I went out into the full-moon light to investigate the noise. As I did, the scurrying moved from the house to the trees by the carport. Nothing jumped at me, thankfully. To be safe I turned on my cell phone flashlight. At that moment, from right above me, the unmistakable, masked eyes of a raccoon peered down cooly. As if to say, Yeah?! Then disappeared as it walked away.
It’s that time of year. The weather warms up and all the sneaky animals of the city - the rats, the raccoons, the skunks, and so on - seem to think; Screw this! Who needs shelter? Let’s go see what the two-legged weirdos are up to now.
It can be a little frightening to be confronted by so many creatures in an urban landscape, carefully designed to exclude them.
In Los Angeles it’s common to be absent-mindedly driving down the road when without warning, BAM, the stench of skunk engulfs your car. I go into a panic when it does, not sure whether to open the windows to air it out, or keep them closed so more stink won’t come in. By the time I start breathing again and open the window, the smell’s normally gone.
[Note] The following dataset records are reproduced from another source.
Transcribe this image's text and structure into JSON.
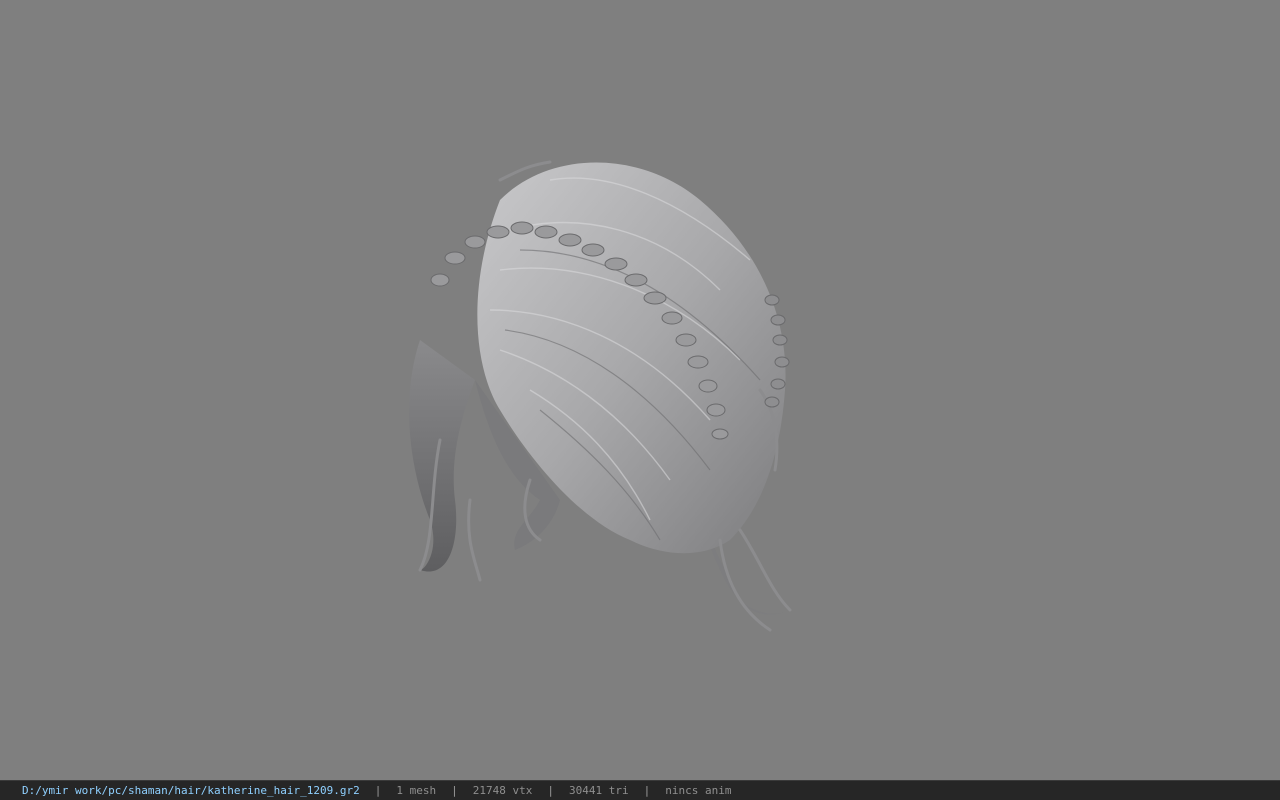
{
  "viewport": {
    "background_color": "#7f7f7f",
    "model_icon": "hair-mesh-3d-render"
  },
  "status_bar": {
    "file_path": "D:/ymir work/pc/shaman/hair/katherine_hair_1209.gr2",
    "separator": "|",
    "mesh_count": "1 mesh",
    "vertex_count": "21748 vtx",
    "triangle_count": "30441 tri",
    "animation": "nincs anim"
  }
}
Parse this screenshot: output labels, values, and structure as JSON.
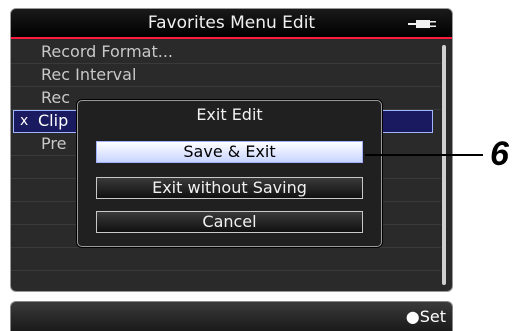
{
  "header": {
    "title": "Favorites Menu Edit",
    "icon": "battery-plug-icon"
  },
  "menu": {
    "items": [
      {
        "label": "Record Format...",
        "mark": ""
      },
      {
        "label": "Rec Interval",
        "mark": ""
      },
      {
        "label": "Rec",
        "mark": ""
      },
      {
        "label": "Clip",
        "mark": "x",
        "selected": true
      },
      {
        "label": "Pre",
        "mark": ""
      }
    ]
  },
  "dialog": {
    "title": "Exit Edit",
    "buttons": [
      {
        "label": "Save & Exit",
        "focused": true
      },
      {
        "label": "Exit without Saving"
      },
      {
        "label": "Cancel"
      }
    ]
  },
  "status": {
    "set_label": "●Set"
  },
  "callout": {
    "number": "6"
  },
  "colors": {
    "title_underline": "#ff1a40",
    "selected_row": "#1a1a60",
    "focused_button": "#c8d4ff"
  }
}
Maybe it’s my southern hemisphere upbringing, but I’ve never gotten used to skunk.
Horror stories of dogs, and even houses, doused in the acrid musk of skunk spray (and the near-impossibilty of fully cleansing it), haven’t helped. If a skunk approached me on the street and said, “Give me your wallet!”, I’d hand it over in a heartbeat.
As the world warms and we careen toward a very possible kind of eternal summer, things may only get worse. We’ve really screwed things up for the animals. The news is suddenly filled with stories of orcas fighting back. Even an otter that steals surfboards.
Animals are everywhere in the heat, flushed out, strutting around like men with barreled bodies visiting beach towns and deciding they no longer need shirts. It’s a healthy reminder that when it comes down to it, for all our alleged braininess, humans are outnumbered on earth. Easily.
Alfred Hitchcock understood. It’s what makes his film The Birds so damned effective. I love that movie. I’ve even driven round Bodega Bay, taking in the key locations. The idea of animals turning on us one day, with murderous intent, haunts me more than ever.
Every now and then I round the corner on our street to be confronted by so many stout, wax-black crows, perched on the telephone wires and hopping along the ground, I have to tell myself; Play it cool, Toby. Mind your own business and we’ll get through this.
So far, so good. But it’s wise not to turn your back. The world is warming and nature is laughing at us already. Certainly the rats are, cheeky bastards. I’m sure of it.